One of three prisoners who murdered a child killer in his cell has been given a whole life order – a sentence his two accomplices were already serving.
Convicted killers Mark Fellows, 45, Lee Newell, 57, and David Taylor, 64, stabbed Kyle Bevan to death at high-security HMP Wakefield in West Yorkshire last November before tucking him up in bed and leaving him to bleed out.
Bevan, 33, was serving a life sentence with a minimum tariff of 28 years for murdering his partner’s two-year-old daughter, Lola James, in Haverfordwest, Pembrokeshire, in 2020.
Fellows and Newell were already serving whole life orders when they killed Bevan, meaning they will never be released.
The judge, Mrs Justice McGowan, imposed “new and separate” whole life orders on both of them for Bevan’s murder.
Taylor was given a whole life order for Bevan’s death, on top of the offences he was on remand for at the time.
These were the murder of missing 24-year-old Alisha Apostoloff-Boyarin – a vulnerable woman he was in a relationship with but had grown tired of – and attempting to murder a police officer in an interview room at another high-security jail.
Mrs Justice McGowan jailed Taylor for life with a minimum term of 20 years for Ms Apostoloff-Boyarin’s murder and handed him a 30-year sentence for the attempted murder of the officer.
She then imposed a whole life order for the death of Bevan, as it was a second offence of murder.
After thanking the trial jurors who had attended the sentencing hearing, the judge said: “I’ve never had to sentence someone for a third murder, and in two of these defendants’ cases that’s what just happened.”
Fellows was the only one of the three to attend court for the hearing, with Newell and Taylor joining by video-link from prison.
The court heard Newell was first jailed for murder in 1989 after strangling his female neighbour, who was in her 50s at the time, after she refused to give him money.
He was then given a whole life order in 2013 after strangling a prisoner who murdered a child and leaving him in his bed, with “a chilling similarity to… the circumstances of Kyle Bevan’s death”.
Fellows, a hitman known as “the Wakefield Dexter”, had committed two gangland murders and was given a whole life term in 2019.
He had formally applied to move from Wakefield not long before Bevan’s killing because of his dissatisfaction with the regime there.
Taylor had recently been transferred to Wakefield.
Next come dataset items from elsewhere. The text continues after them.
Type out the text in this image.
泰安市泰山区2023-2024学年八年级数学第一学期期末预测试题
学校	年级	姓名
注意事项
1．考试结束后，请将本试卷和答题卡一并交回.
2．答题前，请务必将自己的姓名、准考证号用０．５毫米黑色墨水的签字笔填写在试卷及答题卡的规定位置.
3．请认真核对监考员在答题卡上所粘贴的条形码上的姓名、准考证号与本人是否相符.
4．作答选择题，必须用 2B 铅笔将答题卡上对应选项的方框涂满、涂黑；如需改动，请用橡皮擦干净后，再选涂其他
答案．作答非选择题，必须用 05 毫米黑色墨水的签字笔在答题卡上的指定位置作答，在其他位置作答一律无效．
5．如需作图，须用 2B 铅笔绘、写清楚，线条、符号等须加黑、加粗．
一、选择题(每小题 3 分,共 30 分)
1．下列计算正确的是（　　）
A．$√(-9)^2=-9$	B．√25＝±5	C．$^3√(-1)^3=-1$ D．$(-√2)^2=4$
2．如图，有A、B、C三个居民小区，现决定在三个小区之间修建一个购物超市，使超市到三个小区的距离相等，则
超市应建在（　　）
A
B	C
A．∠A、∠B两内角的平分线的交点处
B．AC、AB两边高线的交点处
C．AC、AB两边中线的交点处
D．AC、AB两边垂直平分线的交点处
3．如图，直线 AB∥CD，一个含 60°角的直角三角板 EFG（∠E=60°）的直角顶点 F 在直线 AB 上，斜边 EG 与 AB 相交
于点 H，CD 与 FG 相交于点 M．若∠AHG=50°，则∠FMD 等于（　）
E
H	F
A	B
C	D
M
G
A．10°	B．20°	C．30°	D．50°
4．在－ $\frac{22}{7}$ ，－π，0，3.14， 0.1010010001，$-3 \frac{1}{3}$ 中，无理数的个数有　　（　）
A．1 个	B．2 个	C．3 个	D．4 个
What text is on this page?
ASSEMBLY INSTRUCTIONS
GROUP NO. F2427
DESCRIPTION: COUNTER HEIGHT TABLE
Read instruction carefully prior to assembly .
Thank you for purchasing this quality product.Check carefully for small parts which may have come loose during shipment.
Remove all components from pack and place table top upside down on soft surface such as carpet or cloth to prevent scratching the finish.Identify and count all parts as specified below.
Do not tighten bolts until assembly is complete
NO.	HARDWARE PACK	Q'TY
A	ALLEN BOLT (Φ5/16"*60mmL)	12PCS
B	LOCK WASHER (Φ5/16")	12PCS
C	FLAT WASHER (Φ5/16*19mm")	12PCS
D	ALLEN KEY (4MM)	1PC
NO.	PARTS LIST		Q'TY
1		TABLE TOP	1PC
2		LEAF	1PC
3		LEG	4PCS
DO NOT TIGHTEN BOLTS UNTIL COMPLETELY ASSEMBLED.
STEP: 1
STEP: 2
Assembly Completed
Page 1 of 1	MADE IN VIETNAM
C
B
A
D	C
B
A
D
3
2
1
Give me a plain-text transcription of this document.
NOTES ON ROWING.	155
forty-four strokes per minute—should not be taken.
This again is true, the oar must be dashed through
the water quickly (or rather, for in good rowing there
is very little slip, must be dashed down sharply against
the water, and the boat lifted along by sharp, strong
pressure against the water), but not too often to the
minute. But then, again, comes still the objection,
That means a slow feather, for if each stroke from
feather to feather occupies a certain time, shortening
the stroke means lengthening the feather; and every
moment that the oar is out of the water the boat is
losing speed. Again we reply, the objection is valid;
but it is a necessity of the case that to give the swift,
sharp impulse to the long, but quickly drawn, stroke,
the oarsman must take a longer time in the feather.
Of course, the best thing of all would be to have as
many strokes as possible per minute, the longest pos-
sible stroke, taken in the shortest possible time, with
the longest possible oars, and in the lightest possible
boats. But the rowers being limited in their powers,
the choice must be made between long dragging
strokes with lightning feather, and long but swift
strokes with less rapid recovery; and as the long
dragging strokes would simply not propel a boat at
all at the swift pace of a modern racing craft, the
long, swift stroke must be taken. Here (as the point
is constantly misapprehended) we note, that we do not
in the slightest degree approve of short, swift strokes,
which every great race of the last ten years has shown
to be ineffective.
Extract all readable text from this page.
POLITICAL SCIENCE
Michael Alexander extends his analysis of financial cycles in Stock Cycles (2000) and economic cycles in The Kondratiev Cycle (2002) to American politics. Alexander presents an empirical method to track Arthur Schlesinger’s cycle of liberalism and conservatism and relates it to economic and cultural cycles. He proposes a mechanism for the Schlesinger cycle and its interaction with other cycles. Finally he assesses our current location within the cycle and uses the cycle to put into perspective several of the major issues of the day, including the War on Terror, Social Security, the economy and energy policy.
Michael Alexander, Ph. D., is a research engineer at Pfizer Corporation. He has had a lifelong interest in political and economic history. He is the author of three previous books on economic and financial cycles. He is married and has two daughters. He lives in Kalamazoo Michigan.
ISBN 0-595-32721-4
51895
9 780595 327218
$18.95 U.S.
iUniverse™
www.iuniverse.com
The court heard Taylor boasted about his ability to make makeshift weapons “out of all sorts”, and after Bevan’s death some were found in a bottle of chilli sauce in his cell, although they could not be matched to the fatal attack.
When Taylor appeared on video-link for hearings before the jury was sworn in, he was escorted into a room at Full Sutton prison, near York, by a number of officers in full riot gear.
They had to remove two sets of handcuffs from him before he was allowed to sit and listen to lawyers discuss fears over the danger he posed.
The judge was told there had been concerns from prison authorities that Taylor had somehow managed to secrete a weapon in his body – for some weeks – but this could not be found.
The judge was also told prison authorities wanted all three defendants to be handcuffed if they gave evidence in the witness box but, in the end, none of them took to the stand.
The trial heard there was “a lot of tension in the prison at the time” and there had been two other serious attacks in the weeks leading up to Bevan’s death – one in which paedophile Lostprophets singer Ian Watkins was stabbed to death and one in which David Minto, who murdered 16-year-old Sasha Marsden in Blackpool in 2013, was seriously injured.
Jurors heard that unlike other jails, vulnerable prisoners were not separated from other inmates at Wakefield.
The regime at the time meant “main prisoners” such as Fellows, Newell and Taylor “had to mix with, in a distorted moral hierarchy, other criminals that were beneath them” such as child killers, prosecutors said.
The court heard the three defendants had a hostility to people who had committed offences against children and Fellows and Newell had expressed a desire to be transferred away from Wakefield.
Bevan “kept himself to himself” and would mainly stay in his cell, often asking to be locked inside, jurors were told.
On the day of his death, he was seen on CCTV walking to his cell, followed by the three defendants, who were just seconds behind.
Taylor could be seen taking something from his waistband as he went in.
The court heard it is not known “who did what” inside the cells, but that Bevan was likely held by his arms while being stabbed 25 times with at least two weapons.
The court heard the three defendants left the cell less than five minutes later “as if nothing had happened”.
They could be seen shaking hands and apparently congratulating each other.
Newell had an injury to his hand while Fellows could be seen rolling up his tracksuit bottoms after realising they had blood on them, and later disposing of them.
Jurors heard one weapon, made from a folded piece of metal from the back of a television, was thrown from Bevan’s cell and found on the ground outside. It had Bevan’s blood on it.
The weapon which caused the fatal injuries has never been found.
The trial heard that, as Taylor was being transferred out of Wakefield, he was heard to shout in the vicinity of Newell: “Nice working with you and the Iceman” – a nickname for Fellows.